O primeiro vetor de análise em sistemas de arquivos Linux reside na extração dos arquivos de histórico de shell, como .bash_history ou .zsh_history, localizados nos diretórios home dos usuários. No entanto, diante da possibilidade de adulteração ou redirecionamento do arquivo por meio de comandos como unset HISTFILE ou kill -9 $$, o perito judicial deve buscar redundância analítica no subsistema de auditoria do kernel (auditd). O auditd registra chamadas de sistema (syscalls), execuções de binários (execve) e alterações em arquivos críticos com registro de timestamps confiáveis, impedindo que modificações no espaço de usuário apaguem os vestígios da atividade maliciosa.

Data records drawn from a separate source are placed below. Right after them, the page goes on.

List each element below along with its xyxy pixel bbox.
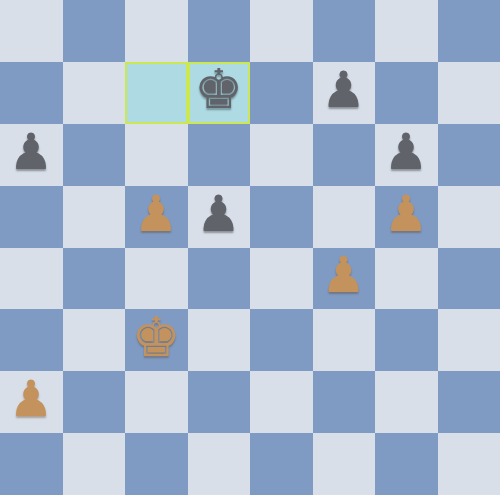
square-e5[interactable] — [250, 186, 313, 248]
white-king[interactable]: ♚ — [132, 310, 181, 365]
square-h2[interactable] — [438, 371, 500, 433]
square-f7[interactable]: ♟ — [313, 62, 376, 124]
square-g2[interactable] — [375, 371, 438, 433]
square-e6[interactable] — [250, 124, 313, 186]
black-pawn[interactable]: ♟ — [384, 127, 429, 177]
square-f4[interactable]: ♟ — [313, 248, 376, 310]
square-b6[interactable] — [63, 124, 126, 186]
square-e2[interactable] — [250, 371, 313, 433]
square-c8[interactable] — [125, 0, 188, 62]
white-pawn[interactable]: ♟ — [321, 250, 366, 300]
square-h8[interactable] — [438, 0, 500, 62]
square-h4[interactable] — [438, 248, 500, 310]
square-b4[interactable] — [63, 248, 126, 310]
square-d5[interactable]: ♟ — [188, 186, 251, 248]
square-e7[interactable] — [250, 62, 313, 124]
square-a6[interactable]: ♟ — [0, 124, 63, 186]
square-d2[interactable] — [188, 371, 251, 433]
square-g5[interactable]: ♟ — [375, 186, 438, 248]
square-g4[interactable] — [375, 248, 438, 310]
chess-board: ♚♟♟♟♟♟♟♟♚♟ — [0, 0, 500, 495]
black-pawn[interactable]: ♟ — [9, 127, 54, 177]
square-c5[interactable]: ♟ — [125, 186, 188, 248]
square-a2[interactable]: ♟ — [0, 371, 63, 433]
square-b2[interactable] — [63, 371, 126, 433]
square-c1[interactable] — [125, 433, 188, 495]
square-b5[interactable] — [63, 186, 126, 248]
square-d6[interactable] — [188, 124, 251, 186]
white-pawn[interactable]: ♟ — [134, 189, 179, 239]
square-a3[interactable] — [0, 309, 63, 371]
square-g7[interactable] — [375, 62, 438, 124]
square-c7[interactable] — [125, 62, 188, 124]
square-a5[interactable] — [0, 186, 63, 248]
square-b7[interactable] — [63, 62, 126, 124]
square-a7[interactable] — [0, 62, 63, 124]
square-f1[interactable] — [313, 433, 376, 495]
square-c3[interactable]: ♚ — [125, 309, 188, 371]
square-h6[interactable] — [438, 124, 500, 186]
square-b8[interactable] — [63, 0, 126, 62]
white-pawn[interactable]: ♟ — [9, 374, 54, 424]
square-e1[interactable] — [250, 433, 313, 495]
square-f8[interactable] — [313, 0, 376, 62]
square-d1[interactable] — [188, 433, 251, 495]
square-a1[interactable] — [0, 433, 63, 495]
square-c2[interactable] — [125, 371, 188, 433]
square-f5[interactable] — [313, 186, 376, 248]
square-b3[interactable] — [63, 309, 126, 371]
square-c4[interactable] — [125, 248, 188, 310]
black-pawn[interactable]: ♟ — [196, 189, 241, 239]
square-g1[interactable] — [375, 433, 438, 495]
square-e4[interactable] — [250, 248, 313, 310]
square-h3[interactable] — [438, 309, 500, 371]
square-e8[interactable] — [250, 0, 313, 62]
square-g6[interactable]: ♟ — [375, 124, 438, 186]
square-f3[interactable] — [313, 309, 376, 371]
square-g3[interactable] — [375, 309, 438, 371]
square-d4[interactable] — [188, 248, 251, 310]
square-b1[interactable] — [63, 433, 126, 495]
square-h7[interactable] — [438, 62, 500, 124]
black-king[interactable]: ♚ — [194, 62, 243, 117]
black-pawn[interactable]: ♟ — [321, 65, 366, 115]
square-h1[interactable] — [438, 433, 500, 495]
square-a8[interactable] — [0, 0, 63, 62]
white-pawn[interactable]: ♟ — [384, 189, 429, 239]
square-a4[interactable] — [0, 248, 63, 310]
square-h5[interactable] — [438, 186, 500, 248]
square-c6[interactable] — [125, 124, 188, 186]
square-d7[interactable]: ♚ — [188, 62, 251, 124]
square-f2[interactable] — [313, 371, 376, 433]
square-d8[interactable] — [188, 0, 251, 62]
square-f6[interactable] — [313, 124, 376, 186]
square-e3[interactable] — [250, 309, 313, 371]
square-g8[interactable] — [375, 0, 438, 62]
square-d3[interactable] — [188, 309, 251, 371]
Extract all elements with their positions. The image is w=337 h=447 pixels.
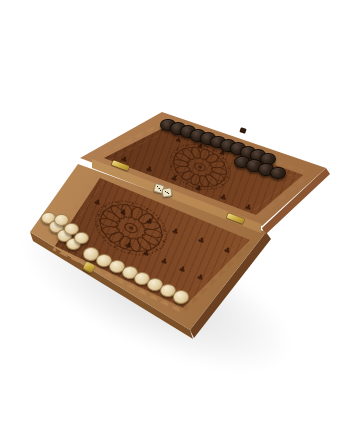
latch-catch-icon (239, 127, 246, 134)
checker-white (74, 232, 89, 244)
checker-white (173, 290, 189, 303)
backgammon-set-photo: ♣♣♣♣♣♣♣♣♣♣♣♣♣♣♣♣♣♣♣♣♣ (0, 0, 337, 447)
checker-black (270, 167, 286, 180)
die (161, 187, 172, 197)
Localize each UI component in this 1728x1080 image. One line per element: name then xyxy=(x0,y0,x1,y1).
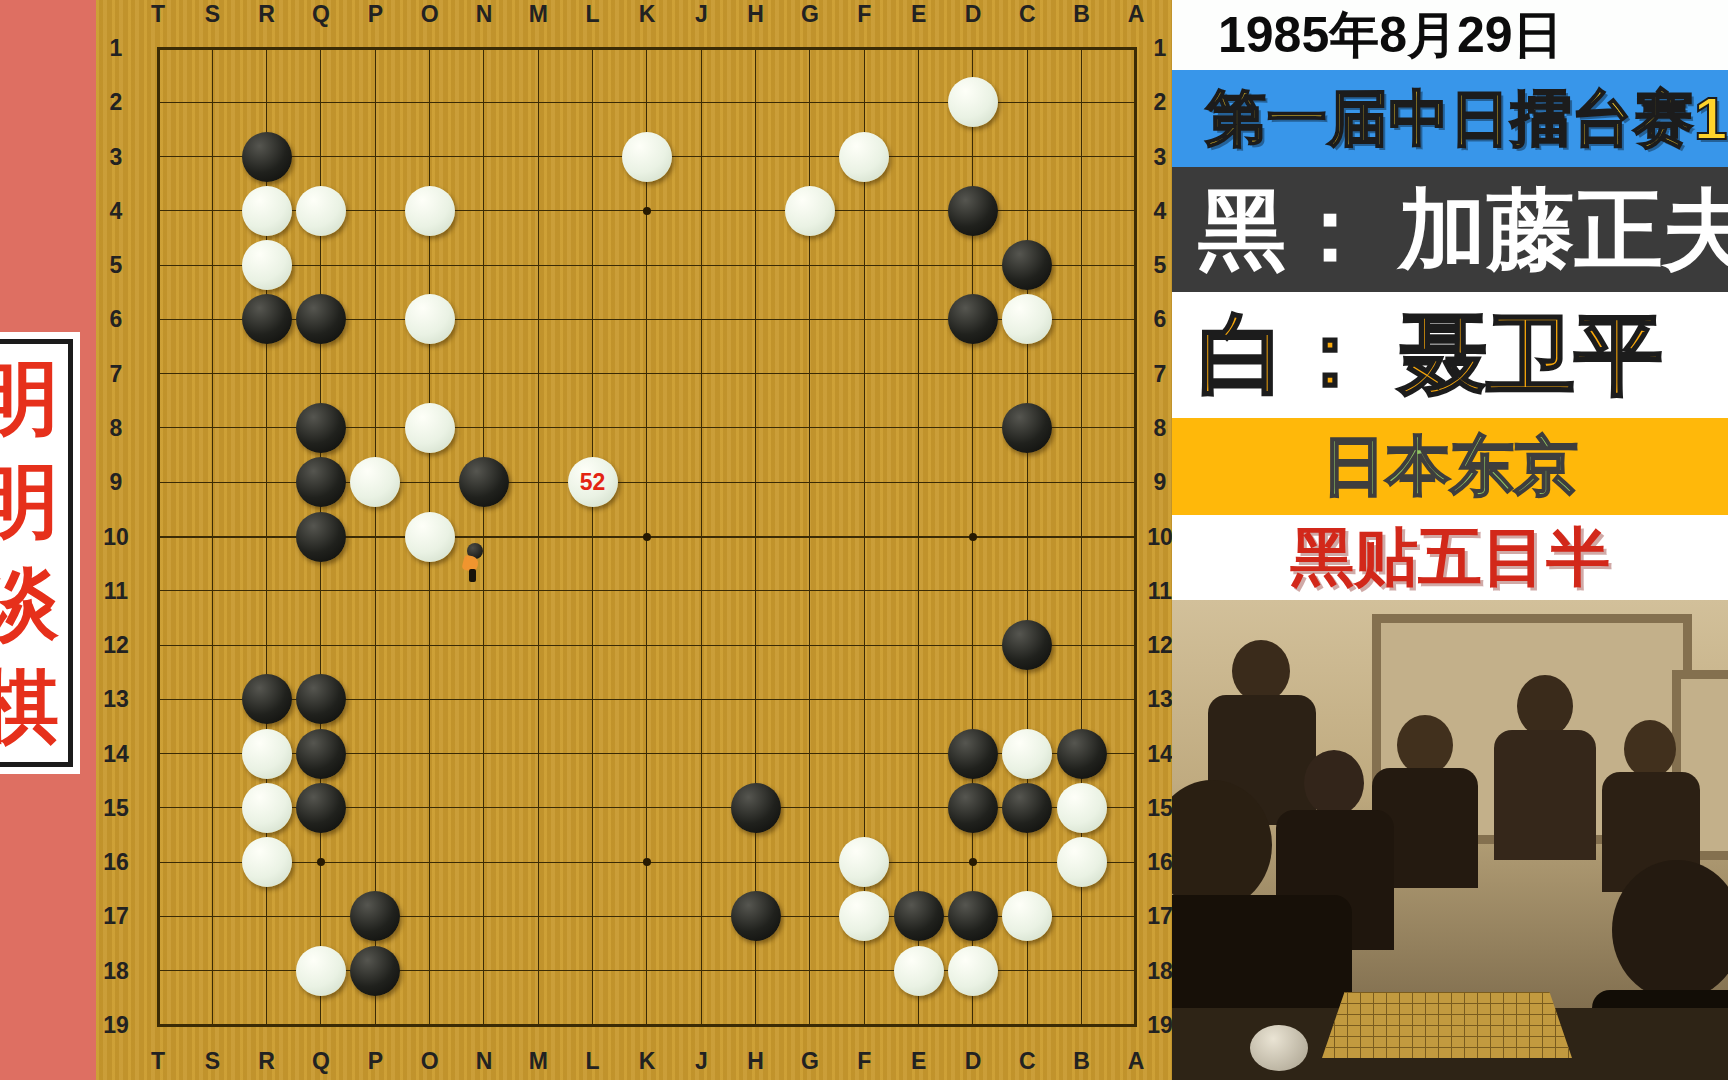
stone-black-H17 xyxy=(731,891,781,941)
photo-person-head xyxy=(1624,720,1676,778)
stone-black-P17 xyxy=(350,891,400,941)
black-player-label: 黑： 加藤正夫 xyxy=(1172,167,1728,292)
row-label-right: 10 xyxy=(1147,523,1173,550)
row-label-right: 7 xyxy=(1154,360,1167,387)
historical-photo xyxy=(1172,600,1728,1080)
stone-black-D4 xyxy=(948,186,998,236)
stone-white-D18 xyxy=(948,946,998,996)
stone-white-F16 xyxy=(839,837,889,887)
stone-white-F17 xyxy=(839,891,889,941)
stone-black-R6 xyxy=(242,294,292,344)
column-label-bottom: E xyxy=(911,1048,926,1075)
row-label-right: 5 xyxy=(1154,252,1167,279)
column-label-top: T xyxy=(151,1,165,28)
stone-black-P18 xyxy=(350,946,400,996)
column-label-top: C xyxy=(1019,1,1036,28)
stone-white-R15 xyxy=(242,783,292,833)
column-label-top: D xyxy=(965,1,982,28)
stone-white-O8 xyxy=(405,403,455,453)
column-label-bottom: K xyxy=(639,1048,656,1075)
row-label-right: 1 xyxy=(1154,35,1167,62)
row-label-left: 6 xyxy=(110,306,123,333)
stone-black-C5 xyxy=(1002,240,1052,290)
stone-black-D15 xyxy=(948,783,998,833)
column-label-bottom: M xyxy=(529,1048,548,1075)
stone-white-L9: 52 xyxy=(568,457,618,507)
row-label-right: 18 xyxy=(1147,957,1173,984)
star-point xyxy=(317,858,325,866)
stone-black-C12 xyxy=(1002,620,1052,670)
row-label-right: 12 xyxy=(1147,632,1173,659)
row-label-left: 15 xyxy=(103,794,129,821)
row-label-left: 17 xyxy=(103,903,129,930)
stone-black-Q10 xyxy=(296,512,346,562)
stone-black-C8 xyxy=(1002,403,1052,453)
stone-white-R5 xyxy=(242,240,292,290)
grid-line-horizontal xyxy=(157,47,1138,50)
row-label-left: 10 xyxy=(103,523,129,550)
komi-label: 黑贴五目半 xyxy=(1172,515,1728,600)
stone-black-D14 xyxy=(948,729,998,779)
row-label-left: 7 xyxy=(110,360,123,387)
row-label-left: 4 xyxy=(110,197,123,224)
column-label-bottom: O xyxy=(421,1048,439,1075)
column-label-top: M xyxy=(529,1,548,28)
column-label-bottom: H xyxy=(747,1048,764,1075)
cursor-base-icon xyxy=(469,569,476,582)
column-label-bottom: Q xyxy=(312,1048,330,1075)
stone-black-R13 xyxy=(242,674,292,724)
star-point xyxy=(969,533,977,541)
column-label-top: F xyxy=(857,1,871,28)
stone-white-C14 xyxy=(1002,729,1052,779)
column-label-top: K xyxy=(639,1,656,28)
row-label-left: 1 xyxy=(110,35,123,62)
banner-frame: 明 明 谈 棋 xyxy=(0,339,73,767)
banner-char: 棋 xyxy=(0,658,59,756)
row-label-right: 11 xyxy=(1148,577,1172,604)
stone-white-O10 xyxy=(405,512,455,562)
stone-black-Q6 xyxy=(296,294,346,344)
stone-white-R14 xyxy=(242,729,292,779)
stone-black-Q9 xyxy=(296,457,346,507)
row-label-right: 19 xyxy=(1147,1012,1173,1039)
last-move-number: 52 xyxy=(580,469,606,496)
column-label-bottom: D xyxy=(965,1048,982,1075)
column-label-top: N xyxy=(476,1,493,28)
column-label-top: A xyxy=(1128,1,1145,28)
row-label-left: 9 xyxy=(110,469,123,496)
row-label-right: 2 xyxy=(1154,89,1167,116)
stone-black-D6 xyxy=(948,294,998,344)
column-label-bottom: L xyxy=(586,1048,600,1075)
photo-person-head xyxy=(1304,750,1364,816)
stone-white-B15 xyxy=(1057,783,1107,833)
stone-black-Q15 xyxy=(296,783,346,833)
column-label-top: Q xyxy=(312,1,330,28)
column-label-top: J xyxy=(695,1,708,28)
photo-goban xyxy=(1322,992,1572,1058)
column-label-top: L xyxy=(586,1,600,28)
grid-line-horizontal xyxy=(157,590,1138,591)
column-label-bottom: P xyxy=(368,1048,383,1075)
row-label-left: 8 xyxy=(110,414,123,441)
column-label-bottom: G xyxy=(801,1048,819,1075)
row-label-right: 4 xyxy=(1154,197,1167,224)
row-label-left: 5 xyxy=(110,252,123,279)
grid-line-horizontal xyxy=(157,373,1138,374)
column-label-top: H xyxy=(747,1,764,28)
stone-black-C15 xyxy=(1002,783,1052,833)
photo-person-body xyxy=(1494,730,1596,860)
info-panel: 1985年8月29日 第一届中日擂台赛1 黑： 加藤正夫 白： 聂卫平 日本东京… xyxy=(1172,0,1728,1080)
column-label-top: R xyxy=(258,1,275,28)
event-title-banner: 第一届中日擂台赛1 xyxy=(1172,70,1728,167)
banner-char: 明 xyxy=(0,453,59,551)
photo-stone-bowl xyxy=(1250,1025,1308,1071)
star-point xyxy=(643,533,651,541)
photo-person-head xyxy=(1232,640,1290,702)
column-label-bottom: T xyxy=(151,1048,165,1075)
column-label-bottom: J xyxy=(695,1048,708,1075)
vertical-club-banner: 明 明 谈 棋 xyxy=(0,332,80,774)
row-label-right: 3 xyxy=(1154,143,1167,170)
photo-person-head xyxy=(1397,715,1453,775)
photo-person-head xyxy=(1517,675,1573,737)
stone-white-Q18 xyxy=(296,946,346,996)
column-label-top: E xyxy=(911,1,926,28)
stone-black-E17 xyxy=(894,891,944,941)
stone-black-Q8 xyxy=(296,403,346,453)
row-label-left: 12 xyxy=(103,632,129,659)
photo-foreground-player-head xyxy=(1612,860,1728,1000)
stone-white-D2 xyxy=(948,77,998,127)
column-label-bottom: F xyxy=(857,1048,871,1075)
stone-white-R4 xyxy=(242,186,292,236)
stone-white-P9 xyxy=(350,457,400,507)
white-player-label: 白： 聂卫平 xyxy=(1172,292,1728,418)
row-label-right: 16 xyxy=(1147,849,1173,876)
column-label-top: G xyxy=(801,1,819,28)
row-label-right: 8 xyxy=(1154,414,1167,441)
stone-white-Q4 xyxy=(296,186,346,236)
column-label-bottom: R xyxy=(258,1048,275,1075)
column-label-top: P xyxy=(368,1,383,28)
left-sidebar: 明 明 谈 棋 xyxy=(0,0,96,1080)
go-board[interactable]: TTSSRRQQPPOONNMMLLKKJJHHGGFFEEDDCCBBAA11… xyxy=(96,0,1172,1080)
screen: 明 明 谈 棋 TTSSRRQQPPOONNMMLLKKJJHHGGFFEEDD… xyxy=(0,0,1728,1080)
stone-black-Q13 xyxy=(296,674,346,724)
stone-black-R3 xyxy=(242,132,292,182)
row-label-left: 2 xyxy=(110,89,123,116)
stone-black-Q14 xyxy=(296,729,346,779)
column-label-bottom: S xyxy=(205,1048,220,1075)
star-point xyxy=(969,858,977,866)
row-label-left: 11 xyxy=(104,577,128,604)
row-label-left: 19 xyxy=(103,1012,129,1039)
stone-white-C6 xyxy=(1002,294,1052,344)
star-point xyxy=(643,858,651,866)
stone-black-H15 xyxy=(731,783,781,833)
row-label-right: 14 xyxy=(1147,740,1173,767)
stone-white-C17 xyxy=(1002,891,1052,941)
star-point xyxy=(643,207,651,215)
row-label-right: 15 xyxy=(1147,794,1173,821)
stone-black-N9 xyxy=(459,457,509,507)
row-label-right: 17 xyxy=(1147,903,1173,930)
row-label-left: 14 xyxy=(103,740,129,767)
row-label-left: 3 xyxy=(110,143,123,170)
column-label-top: B xyxy=(1073,1,1090,28)
column-label-bottom: N xyxy=(476,1048,493,1075)
grid-line-horizontal xyxy=(157,1024,1138,1027)
row-label-right: 9 xyxy=(1154,469,1167,496)
stone-white-R16 xyxy=(242,837,292,887)
grid-line-horizontal xyxy=(157,645,1138,646)
stone-white-F3 xyxy=(839,132,889,182)
row-label-left: 18 xyxy=(103,957,129,984)
banner-char: 谈 xyxy=(0,555,59,653)
venue-label: 日本东京 xyxy=(1172,418,1728,515)
row-label-left: 13 xyxy=(103,686,129,713)
column-label-bottom: B xyxy=(1073,1048,1090,1075)
game-date: 1985年8月29日 xyxy=(1172,0,1728,70)
column-label-bottom: C xyxy=(1019,1048,1036,1075)
column-label-bottom: A xyxy=(1128,1048,1145,1075)
banner-char: 明 xyxy=(0,350,59,448)
column-label-top: O xyxy=(421,1,439,28)
row-label-right: 13 xyxy=(1147,686,1173,713)
stone-white-K3 xyxy=(622,132,672,182)
stone-black-B14 xyxy=(1057,729,1107,779)
row-label-right: 6 xyxy=(1154,306,1167,333)
column-label-top: S xyxy=(205,1,220,28)
stone-white-E18 xyxy=(894,946,944,996)
row-label-left: 16 xyxy=(103,849,129,876)
stone-white-O6 xyxy=(405,294,455,344)
grid-line-horizontal xyxy=(157,265,1138,266)
stone-white-B16 xyxy=(1057,837,1107,887)
stone-black-D17 xyxy=(948,891,998,941)
hand-cursor-icon xyxy=(460,543,484,585)
stone-white-O4 xyxy=(405,186,455,236)
stone-white-G4 xyxy=(785,186,835,236)
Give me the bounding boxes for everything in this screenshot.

Adicionalmente, quando os registros em disco foram parcialmente destruídos, a extração da memória RAM via módulos de kernel periciais e a análise com ferramentas como o framework Volatility tornam-se indispensáveis. A inspeção da memória volátil permite recuperar estruturas de processos terminados (task_struct), extrair payloads e scripts que rodavam apenas em memória (fileless malware) e analisar soquetes de rede associados a canais de comando e controle (C2). A consolidação técnica desses vestígios, aliada à rigorosa documentação da cadeia de custódia (conforme as diretrizes da ISO/IEC 27037), garante a higidez científica e a validade jurídica do Laudo Pericial em litígios corporativos e judiciais.